Ferrari a frappé fort dès le vendredi du Grand Prix de Hongrie 2026 au Hungaroring, Lewis Hamilton menant le doublé de la Scuderia en FP2 en 1’18”729 devant Charles Leclerc, pendant que le leader du championnat Andrea Kimi Antonelli ne faisait que 13e à 1”9.
Hamilton a signé le meilleur temps de la journée avec 0”148 d’avance sur Leclerc. Lando Norris a pris la troisième place à 0”499, Max Verstappen la quatrième à 0”692 et George Russell la cinquième à près d’une seconde. Sur un circuit où la puissance pure pèse moins qu’à Spa ou Silverstone, ce début de week-end donne surtout du poids à l’idée que Ferrari peut enfin mettre Mercedes sous pression.
Le cadre s’y prête. Long de 4,381 km, le Hungaroring compte 14 virages et un Grand Prix disputé sur 70 tours. C’est l’un des tracés les plus étroits et techniques du calendrier, avec très peu d’occasions de dépassement, ce qui rend la qualification, la gestion des pneus et la position en piste particulièrement décisives.
La hiérarchie du vendredi reste pourtant incomplète. Antonelli n’avait pas participé à la FP1, Mercedes ayant confié sa voiture à Frederik Vesti dans le cadre des séances réservées aux rookies. Revenu en piste l’après-midi, l’Italien a terminé seulement 13e, mais son chrono a été réalisé en pneus Medium alors que la plupart de ses rivaux avaient posé leurs références en Soft.
Cela n’efface pas l’enjeu du week-end pour Mercedes.
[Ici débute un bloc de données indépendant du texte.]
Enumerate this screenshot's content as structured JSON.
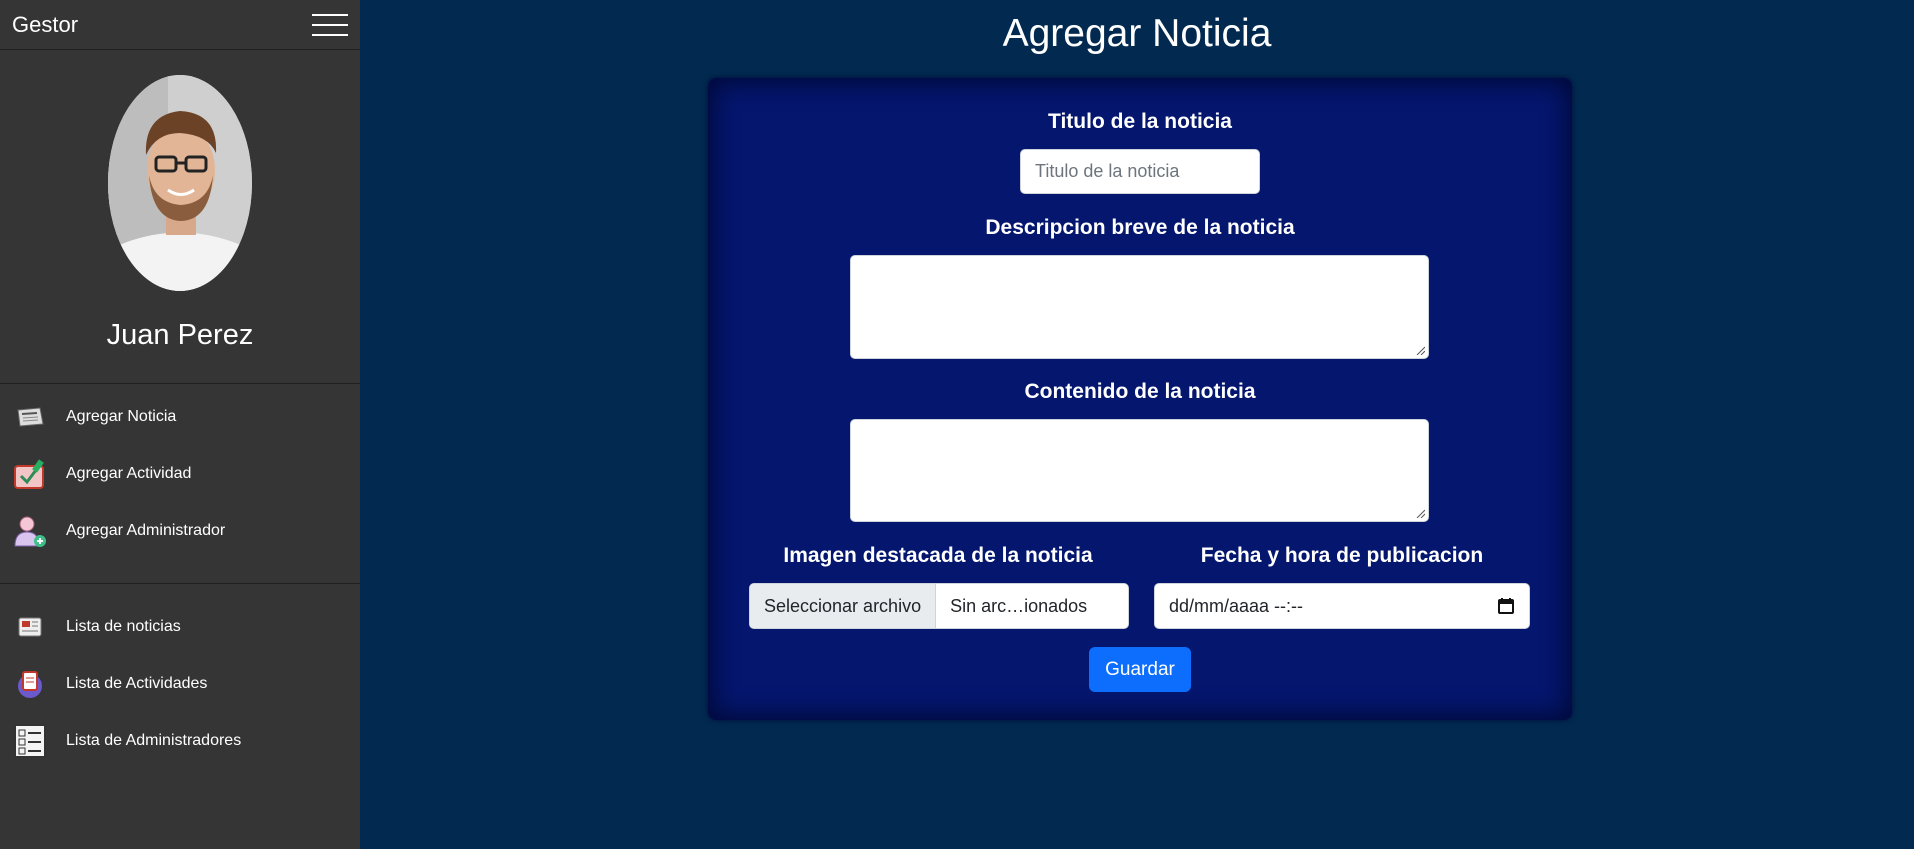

Antonelli arrive à Budapest en patron du championnat après sa sixième victoire de la saison à Spa. Il totalise 204 points, contre 159 à Hamilton et 154 à Russell, soit 45 points d’avance sur le pilote Ferrari et 50 sur son équipier.
Le vendredi a aussi été agité par plusieurs incidents qui ont brouillé la lecture des essais. En FP2, Franco Colapinto est parti en tête-à-queue dans le dernier virage, a reculé dans les barrières et a provoqué une interruption d’environ six minutes. Plus tôt, Lance Stroll n’avait même pas pu prendre part à la deuxième séance, Aston Martin n’ayant pas eu le temps de réparer son AMR26 après l’effondrement soudain de la suspension arrière gauche en FP1.
Ferrari n’a donc encore rien gagné, mais sur un week-end où la grille peut compter presque autant que le rythme de course, son doublé du vendredi change immédiatement la question centrale du Grand Prix: savoir si Antonelli et Mercedes peuvent reprendre la main avant les qualifications, ou si la Scuderia tient enfin le circuit capable de resserrer la lutte au sommet.